Zur Züchtung kann man sich belesen :

http://www.zuechtungskunde.de/artikel.dll/schwerin_MTIwMzc4Nw.PDF

 

Was könnte eine solche permanente  „Überstimulation“ von Brustdrüsengeweben im Euter dieser Kühe bedeuten ?

  1. In der Kuhmilch finden sich Epithelzellen des milchproduzierenden Gewebes. Es kann davon ausgegangen werden, dass die Anzahl abgeschilferter Epithelzellen moderner Milchkühe pro Volumeneinheit deutlich höher ist als bei einer weniger stimulierten Milchdrüse. 

    Die epithelialen Zellen in der Milch werden während der Laktation, also beim Melken abgeschieden. In der Regel sind sie alle lebensfähig und haben die Eigenschaften von voll differenzierten Zellen. Eine sehr gute Übersicht über die Charakterisitk und Genetik dieser Zellen findet sich:

    Marion Boutinaud, H_el_ene Jammes. Potential uses of milk epithelial cells: a review. Reproduc-

    tion Nutrition Development, EDP Sciences, 2002, 42 (2), pp.133-147. <10.1051/rnd:2002013>.

    <hal-00900346>

    Epitheliale Zellen in der Milch können kultiviert werden und bezüglich Wachstumsrate und möglichen genetischen Veränderungen des Wachstums untersucht werden.

    GC Buehring:

    J Dairy Sci. 1990 Apr;73(4):956-63.

    Culture of mammary epithelial cells from bovine milk.

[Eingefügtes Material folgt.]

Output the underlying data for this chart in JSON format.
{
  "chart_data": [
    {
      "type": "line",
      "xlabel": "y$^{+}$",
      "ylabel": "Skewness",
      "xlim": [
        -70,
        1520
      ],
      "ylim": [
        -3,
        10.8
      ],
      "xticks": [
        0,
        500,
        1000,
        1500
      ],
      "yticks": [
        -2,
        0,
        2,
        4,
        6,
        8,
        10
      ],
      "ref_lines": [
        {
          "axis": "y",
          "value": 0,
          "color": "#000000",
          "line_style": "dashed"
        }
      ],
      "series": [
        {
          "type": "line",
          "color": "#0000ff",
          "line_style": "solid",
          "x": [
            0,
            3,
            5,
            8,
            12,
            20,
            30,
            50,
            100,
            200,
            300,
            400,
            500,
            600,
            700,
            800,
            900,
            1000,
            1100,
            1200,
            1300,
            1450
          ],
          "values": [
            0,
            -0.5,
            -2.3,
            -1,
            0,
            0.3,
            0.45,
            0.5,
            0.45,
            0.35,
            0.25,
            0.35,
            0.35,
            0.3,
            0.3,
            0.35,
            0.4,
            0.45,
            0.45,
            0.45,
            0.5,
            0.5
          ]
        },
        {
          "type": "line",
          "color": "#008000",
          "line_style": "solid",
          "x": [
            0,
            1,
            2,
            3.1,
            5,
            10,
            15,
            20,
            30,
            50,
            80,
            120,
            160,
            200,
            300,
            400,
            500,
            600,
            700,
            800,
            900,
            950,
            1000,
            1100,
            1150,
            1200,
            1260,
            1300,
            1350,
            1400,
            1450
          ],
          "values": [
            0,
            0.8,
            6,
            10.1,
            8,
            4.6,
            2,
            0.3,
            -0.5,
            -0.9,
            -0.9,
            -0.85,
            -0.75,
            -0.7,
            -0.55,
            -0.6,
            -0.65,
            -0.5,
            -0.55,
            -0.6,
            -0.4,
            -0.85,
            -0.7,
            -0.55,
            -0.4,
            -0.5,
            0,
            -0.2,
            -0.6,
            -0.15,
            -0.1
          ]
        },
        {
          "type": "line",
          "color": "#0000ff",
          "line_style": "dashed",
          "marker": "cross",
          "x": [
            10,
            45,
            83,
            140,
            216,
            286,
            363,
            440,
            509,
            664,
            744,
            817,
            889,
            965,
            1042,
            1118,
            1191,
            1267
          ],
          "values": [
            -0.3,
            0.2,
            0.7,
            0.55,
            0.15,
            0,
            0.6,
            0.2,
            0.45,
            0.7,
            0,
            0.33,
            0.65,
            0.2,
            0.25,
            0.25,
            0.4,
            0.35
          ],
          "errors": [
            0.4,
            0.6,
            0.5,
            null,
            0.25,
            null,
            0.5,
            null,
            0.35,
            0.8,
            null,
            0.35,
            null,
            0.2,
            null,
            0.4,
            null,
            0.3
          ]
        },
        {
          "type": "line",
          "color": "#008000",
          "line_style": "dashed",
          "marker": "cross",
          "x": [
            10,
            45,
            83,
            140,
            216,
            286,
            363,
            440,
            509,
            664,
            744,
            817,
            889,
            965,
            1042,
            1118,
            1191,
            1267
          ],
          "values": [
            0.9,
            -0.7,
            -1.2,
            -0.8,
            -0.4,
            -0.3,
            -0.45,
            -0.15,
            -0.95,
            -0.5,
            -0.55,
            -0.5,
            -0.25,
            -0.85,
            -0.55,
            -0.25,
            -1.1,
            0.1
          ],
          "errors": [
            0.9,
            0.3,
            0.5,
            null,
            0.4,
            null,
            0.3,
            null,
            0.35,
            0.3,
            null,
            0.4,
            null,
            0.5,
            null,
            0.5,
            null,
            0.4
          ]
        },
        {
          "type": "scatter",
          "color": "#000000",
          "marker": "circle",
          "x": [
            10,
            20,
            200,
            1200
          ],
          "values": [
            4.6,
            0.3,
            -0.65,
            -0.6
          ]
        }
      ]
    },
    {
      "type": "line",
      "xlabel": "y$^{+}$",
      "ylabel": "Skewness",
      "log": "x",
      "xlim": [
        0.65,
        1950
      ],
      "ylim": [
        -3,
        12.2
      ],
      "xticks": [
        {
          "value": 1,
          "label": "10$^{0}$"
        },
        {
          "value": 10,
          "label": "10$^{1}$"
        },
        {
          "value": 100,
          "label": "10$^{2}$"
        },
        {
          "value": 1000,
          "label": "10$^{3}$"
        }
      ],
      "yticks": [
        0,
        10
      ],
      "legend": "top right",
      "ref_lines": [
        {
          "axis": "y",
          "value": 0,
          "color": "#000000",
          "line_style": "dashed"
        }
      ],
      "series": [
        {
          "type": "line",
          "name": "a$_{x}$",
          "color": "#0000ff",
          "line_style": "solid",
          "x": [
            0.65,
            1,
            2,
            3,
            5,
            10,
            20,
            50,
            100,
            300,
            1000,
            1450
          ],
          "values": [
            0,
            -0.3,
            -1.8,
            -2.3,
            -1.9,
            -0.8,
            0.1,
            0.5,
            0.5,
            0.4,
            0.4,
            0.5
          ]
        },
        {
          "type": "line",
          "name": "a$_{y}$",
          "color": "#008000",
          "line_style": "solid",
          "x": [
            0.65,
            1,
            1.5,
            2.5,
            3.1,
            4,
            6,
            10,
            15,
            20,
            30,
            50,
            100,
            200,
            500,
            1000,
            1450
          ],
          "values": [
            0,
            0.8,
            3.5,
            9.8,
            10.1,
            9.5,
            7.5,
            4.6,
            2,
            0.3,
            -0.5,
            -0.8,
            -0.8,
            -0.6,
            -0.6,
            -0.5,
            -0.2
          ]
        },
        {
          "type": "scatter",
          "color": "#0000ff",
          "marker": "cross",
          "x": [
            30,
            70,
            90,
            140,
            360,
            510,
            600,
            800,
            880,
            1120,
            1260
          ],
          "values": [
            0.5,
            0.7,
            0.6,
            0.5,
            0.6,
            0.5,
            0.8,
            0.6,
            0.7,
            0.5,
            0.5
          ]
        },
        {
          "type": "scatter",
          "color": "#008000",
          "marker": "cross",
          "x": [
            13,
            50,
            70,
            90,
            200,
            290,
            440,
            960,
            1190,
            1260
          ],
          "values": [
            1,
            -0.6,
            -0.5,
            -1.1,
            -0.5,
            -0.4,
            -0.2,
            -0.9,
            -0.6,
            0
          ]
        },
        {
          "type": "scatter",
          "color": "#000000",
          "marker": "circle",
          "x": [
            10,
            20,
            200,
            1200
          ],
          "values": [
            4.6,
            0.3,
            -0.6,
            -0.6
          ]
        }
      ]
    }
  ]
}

  2. Aber nicht nur durch genetische Zuchtwahl, sondern auch durch Injektion von bovinem Wachstumshormon alle 2 Wochen in Milchkühe zur Stimulation der Milchproduktion, kommt es zu einer Wachstumsstimulation des milchproduzierenden Zellgewebes.
     
  3. In der Milch solcher Kühe kommt eine höhere Konzentration von Wachstumsfaktoren, z. B. IGF1 vor. Diese können in menschlichem Gewebe ein Zellwachstum und Mutationen auslösen.

    http://www.ejnet.org/bgh/nogood.html



  4. Permanent überstimuliertes Brustdrüsengewebe kann eine höhere Zahl von Mutationen bis hin zu Krebswachstum in solchen Zellen aufweisen. Diese Zellen können heute molekularbiologisch auf solche Veränderungen durch q RT- PCR und RNA- Sequenzierung untersucht werden.
    Jedenfalls nehmen wir mit moderner Milch Zellen, die eine maximale Zellstimulation aufweisen, auf und eine erhöhte Konzentration an Wachstumsfaktoren. Über die genauen Konzentrationen dessen, was wir da in Abhängigkeit vom zugeführten Milchvolumen /Tag  aufnehmen  ist nicht genügend bekannt.

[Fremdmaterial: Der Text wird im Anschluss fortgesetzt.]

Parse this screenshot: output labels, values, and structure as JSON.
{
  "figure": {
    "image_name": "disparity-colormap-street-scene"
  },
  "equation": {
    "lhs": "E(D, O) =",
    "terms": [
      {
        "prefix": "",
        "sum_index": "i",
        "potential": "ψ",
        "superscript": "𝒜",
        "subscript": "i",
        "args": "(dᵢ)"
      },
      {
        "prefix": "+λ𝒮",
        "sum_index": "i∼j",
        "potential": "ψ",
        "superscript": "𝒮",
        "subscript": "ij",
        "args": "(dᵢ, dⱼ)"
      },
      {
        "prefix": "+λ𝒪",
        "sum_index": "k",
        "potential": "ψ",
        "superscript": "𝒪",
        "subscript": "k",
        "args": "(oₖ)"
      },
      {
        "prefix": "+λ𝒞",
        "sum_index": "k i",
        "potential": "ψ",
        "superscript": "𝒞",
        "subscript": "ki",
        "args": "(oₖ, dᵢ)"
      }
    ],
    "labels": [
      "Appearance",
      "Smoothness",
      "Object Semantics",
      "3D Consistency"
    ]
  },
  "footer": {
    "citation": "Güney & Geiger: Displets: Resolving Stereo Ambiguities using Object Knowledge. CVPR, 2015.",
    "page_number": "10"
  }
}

  5. Über epigenetische Veränderungen dieser Zellen und ihrer möglichen Wirkungen im Genom von Menschen, die solche Milch zu sich nehmen, ist mir noch nichts bekannt.

  6. Es ist weitgehend unbekannt ob und wie genmodifiziertes Futter sich diesen Veränderungen mitteilt.


All die hier beschriebenen biologischen Vorgänge in den Milchdrüsen moderner Hochleistungskühe, die sich in der modernen Verkaufsmilch finden, sind wenig untersucht und werden nicht deklariert. Ich formuliere die Hypothese, dass modern Hochleistungsmilch auch in nicht mit genmodifiziertem Futter ernährten Kühen ein gesundheitliches Risiko für Krebswachstum, speziell in der weiblichen Brust, in der Prostata und im Darm beim Menschen beinhalten könnte.

Diese Hypothese sollte meiner Menning nach dringend untersucht werden, und auf ein solches mögliches Risiko hingewiesen werden.

 

 

Ergänzug am 15.9.20

Industrielle Milch und Krebs?

Es gibt eine recht interessante Untersuchung aus der Harvard Universität von Ganmaa Davaasambuu

http://harvardmagazine.com/2007/05/modern-milk.html

http://www.ncbi.nlm.nih.gov/pmc/articles/PMC3359127/

Die Wissenschaftlerin fand einen deutlichen Zusammenhang zwischen westlicher pasteurisierter industrieller Milch und Gebärmutterkrebs.


Die US Regierung scheint Qualitätskriterien für Milch aus wirtschaftlichen Gründen abschaffen zu wollen.

http://www.anh-usa.org/healthy-milk-what-is-it/

Im Vergleich zu mongolischer „natürlicher Milch“, einer der wenige  nicht industriellen,  enthält die pasteurisierte Industriemilch von genetisch hochgezüchteten Kühe (darauf verwies ich in meinem Beitrag) deutlich mehr wachstumsstimulierende Hormone, speziell auch Östrogene. Ob diese eine Ursache für Prostatakrebs bei Mann sein kann wird diskutiert, ist aber nicht bewiesen bis jetzt.